First invented on a frozen Scottish loch in the 16th century, it involves two teams, each with four players, taking turns to launch and guide heavy stones down a strip of ice to a circular bullseye target several metres away.
I have first-hand experience of this sport. It was about five years ago, on one of those grey, rainy days we occasionally get in December. Skiing was out of the question and while part of me would have loved to lounge around at home waiting for the weather to improve, we had friends to entertain. So, we booked a curling session and trundled off to the Gstaad sports centre to give it a go.
Sliding and gripping
It became very clear very quickly that curling is a lot harder than it looks. Stepping on and off the ice was weird. We were given special shoes to wear – a ‘slider’ shoe, which you use to glide over the ice, and a ‘gripper’ for kicking off. Or something like that.
What we lacked in style, we made up for in enthusiasm. The most exhausting – and hilarious – role was that of ‘sweeper’. This basically involves brushing the ice like a frenzied demon to reduce friction and influence the direction and speed of the stone as it whizzes by. The harder you sweep, the faster and straighter the stone moves.
It’s a bit like scrubbing a stubborn stain out of a carpet while you slide alongside it, desperately trying to stay upright. Like I said, hilarious. We all came a cropper on more than one occasion.

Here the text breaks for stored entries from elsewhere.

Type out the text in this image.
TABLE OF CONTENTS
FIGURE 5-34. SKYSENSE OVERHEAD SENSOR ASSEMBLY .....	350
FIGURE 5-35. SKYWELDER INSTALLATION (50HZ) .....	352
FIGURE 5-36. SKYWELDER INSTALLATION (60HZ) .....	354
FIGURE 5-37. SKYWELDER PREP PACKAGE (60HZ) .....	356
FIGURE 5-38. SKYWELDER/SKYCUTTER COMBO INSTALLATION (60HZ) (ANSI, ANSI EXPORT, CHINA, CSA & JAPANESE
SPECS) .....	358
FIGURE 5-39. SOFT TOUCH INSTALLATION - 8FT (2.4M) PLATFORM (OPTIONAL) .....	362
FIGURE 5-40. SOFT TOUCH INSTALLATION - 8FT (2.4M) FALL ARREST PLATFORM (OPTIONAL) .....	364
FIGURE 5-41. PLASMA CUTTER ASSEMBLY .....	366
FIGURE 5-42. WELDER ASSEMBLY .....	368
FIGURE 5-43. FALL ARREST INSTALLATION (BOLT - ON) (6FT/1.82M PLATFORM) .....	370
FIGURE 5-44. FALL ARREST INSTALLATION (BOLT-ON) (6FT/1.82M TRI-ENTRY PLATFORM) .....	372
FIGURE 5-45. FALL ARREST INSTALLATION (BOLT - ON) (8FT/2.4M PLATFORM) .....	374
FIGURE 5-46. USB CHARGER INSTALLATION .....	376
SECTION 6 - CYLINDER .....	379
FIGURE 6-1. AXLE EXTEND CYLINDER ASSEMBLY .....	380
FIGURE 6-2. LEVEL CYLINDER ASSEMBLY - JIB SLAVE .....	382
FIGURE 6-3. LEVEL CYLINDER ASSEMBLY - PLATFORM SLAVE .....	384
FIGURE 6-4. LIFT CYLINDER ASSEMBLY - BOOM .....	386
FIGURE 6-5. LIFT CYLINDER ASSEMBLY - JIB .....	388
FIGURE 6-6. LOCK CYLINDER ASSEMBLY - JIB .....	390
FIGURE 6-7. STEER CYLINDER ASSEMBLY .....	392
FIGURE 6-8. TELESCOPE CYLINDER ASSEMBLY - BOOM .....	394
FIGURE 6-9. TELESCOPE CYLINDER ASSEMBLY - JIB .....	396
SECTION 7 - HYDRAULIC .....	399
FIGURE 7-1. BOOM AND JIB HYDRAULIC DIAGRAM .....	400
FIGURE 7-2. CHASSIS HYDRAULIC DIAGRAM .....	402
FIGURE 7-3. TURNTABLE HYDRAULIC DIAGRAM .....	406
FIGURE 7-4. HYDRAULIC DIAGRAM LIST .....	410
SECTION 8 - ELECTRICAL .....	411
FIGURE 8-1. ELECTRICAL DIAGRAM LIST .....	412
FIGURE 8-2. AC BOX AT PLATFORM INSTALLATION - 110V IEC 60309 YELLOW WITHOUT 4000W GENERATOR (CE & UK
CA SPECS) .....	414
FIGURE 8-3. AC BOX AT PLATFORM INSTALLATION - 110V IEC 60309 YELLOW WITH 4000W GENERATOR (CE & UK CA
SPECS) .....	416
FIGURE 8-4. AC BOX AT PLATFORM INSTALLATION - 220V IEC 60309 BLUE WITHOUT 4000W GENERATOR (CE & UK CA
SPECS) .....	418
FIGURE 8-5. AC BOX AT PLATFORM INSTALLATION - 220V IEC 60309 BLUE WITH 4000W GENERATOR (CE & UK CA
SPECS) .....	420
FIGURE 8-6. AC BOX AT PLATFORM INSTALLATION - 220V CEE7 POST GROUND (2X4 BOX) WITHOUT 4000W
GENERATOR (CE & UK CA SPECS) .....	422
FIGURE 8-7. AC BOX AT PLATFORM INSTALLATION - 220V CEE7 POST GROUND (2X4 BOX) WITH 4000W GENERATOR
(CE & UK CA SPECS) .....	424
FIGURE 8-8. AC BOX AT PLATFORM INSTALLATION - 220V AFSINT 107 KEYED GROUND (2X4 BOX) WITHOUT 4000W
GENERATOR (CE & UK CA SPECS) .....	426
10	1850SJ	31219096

But we were a load of amateurs, so what would you expect?
Chess on ice
Curling is often called ‘chess on ice’ because it’s a highly strategic game (not a conclusion you’d have reached watching our efforts, though). It requires huge skill and dexterity to judge how hard to throw the stones, when to sweep and when to stop. But curling is not without incident, even for the most experienced player. Take Ben Hebert at the 2007 Canadian Open. He was warming up rink-side, swinging his broom back and forth. As he drew his arms back in a particularly exuberant flourish, the brush head detached itself from the handle and flew through the air to land among the audience. Hebert sprinted across the stadium to check no-one was hurt before gallantly presenting the broom handle to the astonished spectator holding the brush head.
It’s easy to understand the appeal of curling. It’s open and accessible to all ages and abilities, the basic rules are easy to grasp and it’s immense fun to play with a group of friends.
We’re lucky to have excellent curling facilities in Gstaad and I encourage you to use them. There are instructors available who can show you the ropes or why not drop by to watch players compete in a tournament? You can even book an hour of curling with shoe rental plus a pizza or burger and a drink for a special price (pre-booking required). So, what’s stopping you? Why not give it a go?